The American Psychological Association, or APA, released a statement on Aug. 31 expressing the importance of the protections offered under the Deferred Action for Childhood Arrivals, or DACA, program. The statement cited psychological research to highlight the unique stresses and long-term consequences of immigration experienced by Dreamers.
Five days later, Attorney General Jeff Sessions announced that the program was ending.
The APA’s concern is echoed by a growing awareness of mental health needs in the undocumented community. Students from the University Leadership Initiative, a group that works to empower and support undocumented immigrants, described the psychological challenges that these individuals face.
“We don’t know a single undocumented youth who does not feel some type of anxiety,” said Rebeca Hernandez, a UT-Austin student and University Leadership Initiative’s campus relations officer.
Ana Vidina Hernandez, a third-year masters student studying Latin American studies and social work, said that concern for undocumented family members and the “illegal” label itself can serve as additional stressors.
Undocumented immigrants have also reported struggling with feelings of isolation.
“It was very frustrating because no one around me — the school counselors, my friends, my mentors — they didn’t know what it meant to be undocumented,” Rebeca Hernandez said. “It just transferred into a lot of very, very severe anxiety and a lot of depression.”
Andrea Soto, a UT-Austin alumna and the University Leadership Initiative’s DACA co-lead, remembers the “almost painful identity” that resulted from being forced to keep her status a secret.
“I hated being an immigrant,” Soto said. “I hated being of a Mexican nationality. I hated that I wasn’t like everybody else … I was very closeted.”
Research shows that DACA has helped address some of these emotional and social stressors, improving the mental health of undocumented immigrants and their children. A study published in ScienceDirect states that receiving DACA reduced the chances of experiencing negative emotions and worry about self-deportation by 76–87 percent when compared to respondents without DACA.
A Harvard study found that undocumented immigrants who were eligible for DACA were 50 percent less likely to report symptoms of major depression than ineligible immigrants. Additionally, research conducted through Stanford’s Immigration Policy Lab found a statistically significant difference in the rate of adjustment and anxiety disorders between children with DACA-eligible mothers and children with ineligible mothers.
With the recent changes to DACA legislation, there is rising concern that there will be an increase in the mental health challenges faced by undocumented individuals.
“Everyone experiences crisis and trauma individually … but I do think that we are seeing a lot of people who have been pushed into a crisis because of DACA being rescinded,” Ana Hernandez said. “We look at this from the point of view of toxic stress that can build up over time and literally engage the amygdala in a way that is not healthy.”
Ana Hernandez said that the president’s ambiguous tweets regarding the future of DACA are contributing to additional uncertainty and anxiety.

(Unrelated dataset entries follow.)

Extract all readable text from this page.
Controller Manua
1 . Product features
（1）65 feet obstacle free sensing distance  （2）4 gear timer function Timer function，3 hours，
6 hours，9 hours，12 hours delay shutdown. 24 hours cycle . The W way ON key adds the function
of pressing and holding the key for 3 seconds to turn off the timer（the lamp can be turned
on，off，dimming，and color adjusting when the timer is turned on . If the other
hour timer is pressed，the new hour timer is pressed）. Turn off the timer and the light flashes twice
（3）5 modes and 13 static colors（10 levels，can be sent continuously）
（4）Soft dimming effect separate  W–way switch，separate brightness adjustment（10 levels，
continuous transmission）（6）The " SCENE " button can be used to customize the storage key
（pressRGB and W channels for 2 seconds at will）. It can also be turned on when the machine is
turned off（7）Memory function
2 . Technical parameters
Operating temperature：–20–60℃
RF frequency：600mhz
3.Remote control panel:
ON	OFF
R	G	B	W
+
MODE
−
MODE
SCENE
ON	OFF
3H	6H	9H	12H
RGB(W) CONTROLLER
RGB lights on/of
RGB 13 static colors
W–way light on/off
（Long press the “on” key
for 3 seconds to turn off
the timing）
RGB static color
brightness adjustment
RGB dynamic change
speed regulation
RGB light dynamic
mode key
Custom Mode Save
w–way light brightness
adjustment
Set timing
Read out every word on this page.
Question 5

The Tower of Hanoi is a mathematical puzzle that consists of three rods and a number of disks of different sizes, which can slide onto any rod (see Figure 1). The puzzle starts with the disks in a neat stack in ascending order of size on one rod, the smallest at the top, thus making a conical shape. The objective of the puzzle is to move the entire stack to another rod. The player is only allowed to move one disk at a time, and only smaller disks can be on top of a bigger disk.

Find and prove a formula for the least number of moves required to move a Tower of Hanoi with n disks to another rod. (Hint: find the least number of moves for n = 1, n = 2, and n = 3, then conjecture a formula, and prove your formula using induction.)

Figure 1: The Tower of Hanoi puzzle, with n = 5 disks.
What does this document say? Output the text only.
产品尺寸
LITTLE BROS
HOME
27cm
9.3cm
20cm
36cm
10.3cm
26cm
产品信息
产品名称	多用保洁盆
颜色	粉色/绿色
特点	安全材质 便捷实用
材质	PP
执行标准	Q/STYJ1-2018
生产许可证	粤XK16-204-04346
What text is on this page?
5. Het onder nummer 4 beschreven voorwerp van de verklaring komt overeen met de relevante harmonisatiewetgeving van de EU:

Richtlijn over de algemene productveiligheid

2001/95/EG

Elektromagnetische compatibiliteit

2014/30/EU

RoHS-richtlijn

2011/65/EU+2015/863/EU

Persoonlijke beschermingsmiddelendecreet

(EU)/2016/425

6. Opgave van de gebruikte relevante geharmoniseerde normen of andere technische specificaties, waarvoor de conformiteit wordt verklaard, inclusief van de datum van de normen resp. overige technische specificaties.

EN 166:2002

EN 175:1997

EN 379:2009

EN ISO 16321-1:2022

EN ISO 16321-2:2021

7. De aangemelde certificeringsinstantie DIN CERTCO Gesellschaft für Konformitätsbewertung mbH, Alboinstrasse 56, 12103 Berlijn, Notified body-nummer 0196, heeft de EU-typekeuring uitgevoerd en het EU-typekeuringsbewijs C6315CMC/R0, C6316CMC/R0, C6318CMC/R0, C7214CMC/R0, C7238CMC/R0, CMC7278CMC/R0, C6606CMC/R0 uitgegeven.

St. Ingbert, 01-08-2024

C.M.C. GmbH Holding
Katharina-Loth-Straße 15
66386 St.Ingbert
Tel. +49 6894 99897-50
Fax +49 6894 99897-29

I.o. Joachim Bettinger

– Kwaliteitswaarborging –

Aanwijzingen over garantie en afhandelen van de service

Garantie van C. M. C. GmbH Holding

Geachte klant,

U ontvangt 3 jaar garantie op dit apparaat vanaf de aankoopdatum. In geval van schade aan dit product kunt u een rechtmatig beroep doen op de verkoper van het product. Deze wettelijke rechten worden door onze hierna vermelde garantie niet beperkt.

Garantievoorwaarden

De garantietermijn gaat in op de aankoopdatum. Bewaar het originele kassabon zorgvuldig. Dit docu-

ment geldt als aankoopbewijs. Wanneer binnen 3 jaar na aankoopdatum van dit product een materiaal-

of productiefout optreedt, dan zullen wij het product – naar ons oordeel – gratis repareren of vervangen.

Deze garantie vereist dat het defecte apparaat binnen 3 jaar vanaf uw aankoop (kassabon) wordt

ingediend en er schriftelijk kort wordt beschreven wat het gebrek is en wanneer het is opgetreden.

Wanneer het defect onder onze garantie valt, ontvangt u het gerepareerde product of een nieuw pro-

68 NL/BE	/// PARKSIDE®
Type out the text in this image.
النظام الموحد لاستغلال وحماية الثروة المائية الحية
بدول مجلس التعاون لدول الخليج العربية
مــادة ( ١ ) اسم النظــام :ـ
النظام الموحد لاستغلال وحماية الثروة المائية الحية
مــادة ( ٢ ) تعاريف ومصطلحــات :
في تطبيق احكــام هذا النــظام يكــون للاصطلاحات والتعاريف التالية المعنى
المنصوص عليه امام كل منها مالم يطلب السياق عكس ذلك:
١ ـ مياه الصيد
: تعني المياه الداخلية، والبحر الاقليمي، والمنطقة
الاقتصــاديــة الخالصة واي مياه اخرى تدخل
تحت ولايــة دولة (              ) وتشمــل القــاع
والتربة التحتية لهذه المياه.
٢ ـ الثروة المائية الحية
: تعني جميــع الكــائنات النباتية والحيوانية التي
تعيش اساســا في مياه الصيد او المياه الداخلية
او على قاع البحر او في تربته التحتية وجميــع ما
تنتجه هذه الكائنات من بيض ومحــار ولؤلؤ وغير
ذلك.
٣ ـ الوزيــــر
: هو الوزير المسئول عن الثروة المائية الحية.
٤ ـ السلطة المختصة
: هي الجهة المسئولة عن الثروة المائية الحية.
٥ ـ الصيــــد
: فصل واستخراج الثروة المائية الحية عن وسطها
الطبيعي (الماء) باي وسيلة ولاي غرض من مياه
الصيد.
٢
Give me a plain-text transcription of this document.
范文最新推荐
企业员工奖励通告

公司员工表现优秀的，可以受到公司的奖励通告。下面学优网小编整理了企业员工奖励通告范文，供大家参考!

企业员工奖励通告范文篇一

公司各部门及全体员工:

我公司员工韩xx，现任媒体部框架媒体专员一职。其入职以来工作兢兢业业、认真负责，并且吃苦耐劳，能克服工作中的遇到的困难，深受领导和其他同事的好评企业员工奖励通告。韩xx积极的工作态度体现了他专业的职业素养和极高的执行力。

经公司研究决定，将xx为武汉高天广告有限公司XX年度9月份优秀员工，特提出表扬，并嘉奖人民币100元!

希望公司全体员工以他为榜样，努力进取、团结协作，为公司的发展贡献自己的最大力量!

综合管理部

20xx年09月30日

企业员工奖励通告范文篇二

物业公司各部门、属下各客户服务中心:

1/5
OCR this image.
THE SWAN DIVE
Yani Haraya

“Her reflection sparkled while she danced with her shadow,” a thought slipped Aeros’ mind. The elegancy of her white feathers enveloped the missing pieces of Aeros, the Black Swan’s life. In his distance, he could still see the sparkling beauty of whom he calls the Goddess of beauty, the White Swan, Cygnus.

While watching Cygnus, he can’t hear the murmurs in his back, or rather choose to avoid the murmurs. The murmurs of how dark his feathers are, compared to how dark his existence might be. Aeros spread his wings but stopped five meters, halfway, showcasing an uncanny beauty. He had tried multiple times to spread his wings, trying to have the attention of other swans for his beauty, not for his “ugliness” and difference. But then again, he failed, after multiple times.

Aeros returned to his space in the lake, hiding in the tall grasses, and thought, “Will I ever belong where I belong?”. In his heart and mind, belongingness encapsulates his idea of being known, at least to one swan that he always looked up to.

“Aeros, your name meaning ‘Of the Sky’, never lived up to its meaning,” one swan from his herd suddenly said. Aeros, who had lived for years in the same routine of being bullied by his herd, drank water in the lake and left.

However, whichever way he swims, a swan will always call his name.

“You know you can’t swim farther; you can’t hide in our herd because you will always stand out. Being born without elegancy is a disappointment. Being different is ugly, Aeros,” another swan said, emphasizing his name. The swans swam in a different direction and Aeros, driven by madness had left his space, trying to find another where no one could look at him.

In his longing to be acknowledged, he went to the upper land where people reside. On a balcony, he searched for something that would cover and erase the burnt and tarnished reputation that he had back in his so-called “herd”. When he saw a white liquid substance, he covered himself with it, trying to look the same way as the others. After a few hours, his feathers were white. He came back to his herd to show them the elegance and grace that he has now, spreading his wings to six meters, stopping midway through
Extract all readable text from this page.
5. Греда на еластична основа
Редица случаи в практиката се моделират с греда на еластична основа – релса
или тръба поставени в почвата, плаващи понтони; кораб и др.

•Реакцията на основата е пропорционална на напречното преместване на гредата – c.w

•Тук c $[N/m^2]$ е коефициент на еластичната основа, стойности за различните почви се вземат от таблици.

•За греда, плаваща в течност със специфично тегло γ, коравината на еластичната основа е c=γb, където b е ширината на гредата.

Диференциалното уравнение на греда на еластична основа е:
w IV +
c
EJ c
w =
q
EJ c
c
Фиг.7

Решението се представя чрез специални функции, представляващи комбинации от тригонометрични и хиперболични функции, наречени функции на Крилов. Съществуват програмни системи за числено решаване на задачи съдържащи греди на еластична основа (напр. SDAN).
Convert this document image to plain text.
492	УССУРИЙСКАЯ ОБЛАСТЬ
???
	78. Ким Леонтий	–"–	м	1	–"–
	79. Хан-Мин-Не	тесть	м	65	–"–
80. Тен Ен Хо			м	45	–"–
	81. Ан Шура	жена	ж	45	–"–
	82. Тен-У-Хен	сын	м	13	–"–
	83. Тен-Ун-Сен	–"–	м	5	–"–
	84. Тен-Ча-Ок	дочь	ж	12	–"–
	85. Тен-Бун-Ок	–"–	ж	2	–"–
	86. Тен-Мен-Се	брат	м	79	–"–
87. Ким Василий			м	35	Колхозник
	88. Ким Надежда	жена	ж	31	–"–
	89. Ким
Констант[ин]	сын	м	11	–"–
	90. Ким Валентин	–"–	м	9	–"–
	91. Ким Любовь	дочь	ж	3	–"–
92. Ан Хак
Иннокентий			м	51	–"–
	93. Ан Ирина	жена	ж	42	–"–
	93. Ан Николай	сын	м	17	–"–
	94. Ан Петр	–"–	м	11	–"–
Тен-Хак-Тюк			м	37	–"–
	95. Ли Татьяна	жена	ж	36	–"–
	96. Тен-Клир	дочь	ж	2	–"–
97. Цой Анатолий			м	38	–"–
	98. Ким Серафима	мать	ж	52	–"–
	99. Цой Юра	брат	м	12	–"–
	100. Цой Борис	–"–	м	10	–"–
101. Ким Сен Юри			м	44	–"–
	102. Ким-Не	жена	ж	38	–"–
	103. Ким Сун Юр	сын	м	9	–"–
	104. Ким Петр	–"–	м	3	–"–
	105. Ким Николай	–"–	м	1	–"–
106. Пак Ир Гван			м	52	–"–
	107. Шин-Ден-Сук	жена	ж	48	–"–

“This really brings our mental health back to where it was about this constant anxiety about what this means for us as students, us as youth, and what could this possibly mean for our parents, and the general climate around immigration,” Rebeca Hernandez said.
Despite the challenges imposed by changes to DACA legislation, the immigrant community at UT is determined to remain resilient and united, according to University Leadership Initiative members.
“We know from research that social support is the number one most important protective factor when it comes to mental health,” Ana Hernandez said. “That is how people are going to continue to survive and even thrive despite all of the barriers and challenges.”